I have a big deadline at work this week. We are doing a major system upgrade, and as part of that, we are migrating a large amount of data from an old database that none of us fully understands to a new one that I designed. I'm project manager for the whole project and responsible for producing (and testing) the scripts that will migrate the data. The upgrade starts Thursday at 7 p.m. My scripts are written and (mostly) tested. But the process is not smooth and requires far too much manual intervention. The rest of the project still needs some babysitting. I have a lot of work left to do.
So why am I blogging instead of working? Because I have reached my work limit.
I figured out back in graduate school that the number of hours I actually spend working is not exactly equivalent to the number of hours I spend in my office (or at my work computer at home). Furthermore, the amount of actual useful work I produce is not exactly equivalent to the number of hours I spend working. The relationships look something like this:
Not only does trying to spend more hours working lead me to start wasting time reading blogs and stupid news stories rather than actually working, but at some point, putting in more hours actually leads me to produce less actual work.
And I have reached that point. I spent far too long today trying to figure out how to write one particular test script. It was complicated, but not that complicated. Finally, someone else came and looked at the problem, and saw an elegant solution that I should have seen- and that I would have seen if my brain wasn't trying to work past capacity. I'm at my work limit. I know from past experience that if I keep pushing to get more work done, I'll start making stupid mistakes and my actual productivity will begin to plummet. So I walked out of the office without my laptop tonight, and decided to give myself the night off from work. I played catch with Petunia (she's surprisingly good!) and did yoga with Pumpkin (yoga done with a preschooler is funnier than yoga done alone, but not as relaxing). After I snuggled with Pumpkin for the requisite time (now up to two minutes post story- it is a good thing she hasn't figured out how to watch the clock!) and prepped things for tomorrow night's dinner, I came in to the office- but to write a blog post, not a data migration script.
I have been aware of my work limit since graduate school. In fact, I was starting to get an inkling that such a limit might exist in college- I never pulled an all-nighter in college, because it was always obvious to me that doing so would be less effective than going to bed and getting up fresh to tackle my work the next day. (I have, in fact, pulled two all-nighters in my life: one to print my PhD thesis and one to give birth to Pumpkin. Petunia's birth was faster, and I was asleep by 2 a.m. that night.) It was in graduate school, though, that I noticed that the more and more I tried to work, the fewer and fewer solid results I was gathering. Being a good scientist, I tried an experiment, and scaled back my work hours. To my surprise, my results increased. As a bonus, I was happier and healthier. I've never worked insane hours since.
I know that other people's work limits will be different than mine, and also that the relationship between hours in the office and hours worked will be different for different people. But I suspect that everyone has a work limit, and that no one can force themselves to be completely efficient and focused on work for extra long work weeks, particularly not week after week.

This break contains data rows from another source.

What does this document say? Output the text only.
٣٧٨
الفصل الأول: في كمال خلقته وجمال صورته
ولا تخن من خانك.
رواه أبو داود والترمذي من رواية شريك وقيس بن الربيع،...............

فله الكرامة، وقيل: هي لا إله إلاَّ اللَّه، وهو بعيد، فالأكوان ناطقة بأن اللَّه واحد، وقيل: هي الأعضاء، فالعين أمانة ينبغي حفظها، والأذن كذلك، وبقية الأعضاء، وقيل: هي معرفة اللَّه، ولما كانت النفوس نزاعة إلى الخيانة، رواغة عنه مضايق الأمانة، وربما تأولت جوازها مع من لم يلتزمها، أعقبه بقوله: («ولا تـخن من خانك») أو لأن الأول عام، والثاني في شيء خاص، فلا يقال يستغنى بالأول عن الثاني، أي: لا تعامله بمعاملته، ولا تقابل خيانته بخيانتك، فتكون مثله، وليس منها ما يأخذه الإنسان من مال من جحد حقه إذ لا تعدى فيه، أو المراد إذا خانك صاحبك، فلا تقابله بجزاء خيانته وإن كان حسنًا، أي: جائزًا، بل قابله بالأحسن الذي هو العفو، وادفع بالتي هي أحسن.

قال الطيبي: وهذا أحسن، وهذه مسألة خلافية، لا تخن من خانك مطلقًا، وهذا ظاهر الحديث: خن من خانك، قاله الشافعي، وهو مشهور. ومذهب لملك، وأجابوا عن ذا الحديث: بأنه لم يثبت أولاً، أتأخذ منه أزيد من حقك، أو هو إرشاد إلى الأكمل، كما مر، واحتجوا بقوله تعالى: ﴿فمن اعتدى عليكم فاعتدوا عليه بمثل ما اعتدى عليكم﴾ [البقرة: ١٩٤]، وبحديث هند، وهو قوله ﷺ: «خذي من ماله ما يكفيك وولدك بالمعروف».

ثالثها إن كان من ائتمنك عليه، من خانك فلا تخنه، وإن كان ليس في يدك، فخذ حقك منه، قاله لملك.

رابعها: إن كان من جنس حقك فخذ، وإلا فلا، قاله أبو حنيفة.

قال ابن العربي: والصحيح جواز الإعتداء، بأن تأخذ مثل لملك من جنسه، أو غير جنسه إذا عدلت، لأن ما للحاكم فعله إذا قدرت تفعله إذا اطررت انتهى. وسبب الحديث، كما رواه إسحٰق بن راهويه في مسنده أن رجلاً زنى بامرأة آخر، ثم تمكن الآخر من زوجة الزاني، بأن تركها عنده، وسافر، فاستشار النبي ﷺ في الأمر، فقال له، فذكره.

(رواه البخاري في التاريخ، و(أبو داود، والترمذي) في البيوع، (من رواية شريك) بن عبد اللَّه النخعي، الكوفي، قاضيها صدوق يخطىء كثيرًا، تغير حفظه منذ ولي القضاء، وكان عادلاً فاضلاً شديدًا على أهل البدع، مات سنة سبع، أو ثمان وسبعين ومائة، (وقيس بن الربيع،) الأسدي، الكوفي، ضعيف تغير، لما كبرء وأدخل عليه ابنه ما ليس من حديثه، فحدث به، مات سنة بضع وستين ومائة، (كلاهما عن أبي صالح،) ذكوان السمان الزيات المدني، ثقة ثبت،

This leads me to question the dramatic statements I sometimes hear (and read!) from other people, about how many hours they are working. Are they really working those long hours? Or are they just putting in the time in the office? According to research quoted by Laura Vanderkam in 168 Hours: You Have More Time Than You Think, people of all professions tend to over-estimate the hours they work when asked to estimate the length of their work week. If they actually track their time, the result comes out to a lower number. That makes sense to me- I know that I became much more aware of how I was spending my time when I was a consultant who had to charge hours. I didn't have a charge code for "randomly reading articles on the internet" or "gossiping with my colleagues", so I had to keep those things down to below the chargeable time limit, or just not charge for blocks of time in my day. If you've never done a time-tracking exercise, I encourage you to try it. It can be very eye opening! (I posted about my most recent time-tracking exercise, if you're curious about how its done.)
And even if people are really working all of those hours, are they actually producing more work than they would produce in fewer hours? The knowledge that I start to lose efficiency helps me keep my actual hours in the office to 40-45 per week. This is on the low end for my industry- but no one has ever complained about my productivity. Quite the opposite, actually. Maybe learning about my work limit was one of the most useful things I did in graduate school.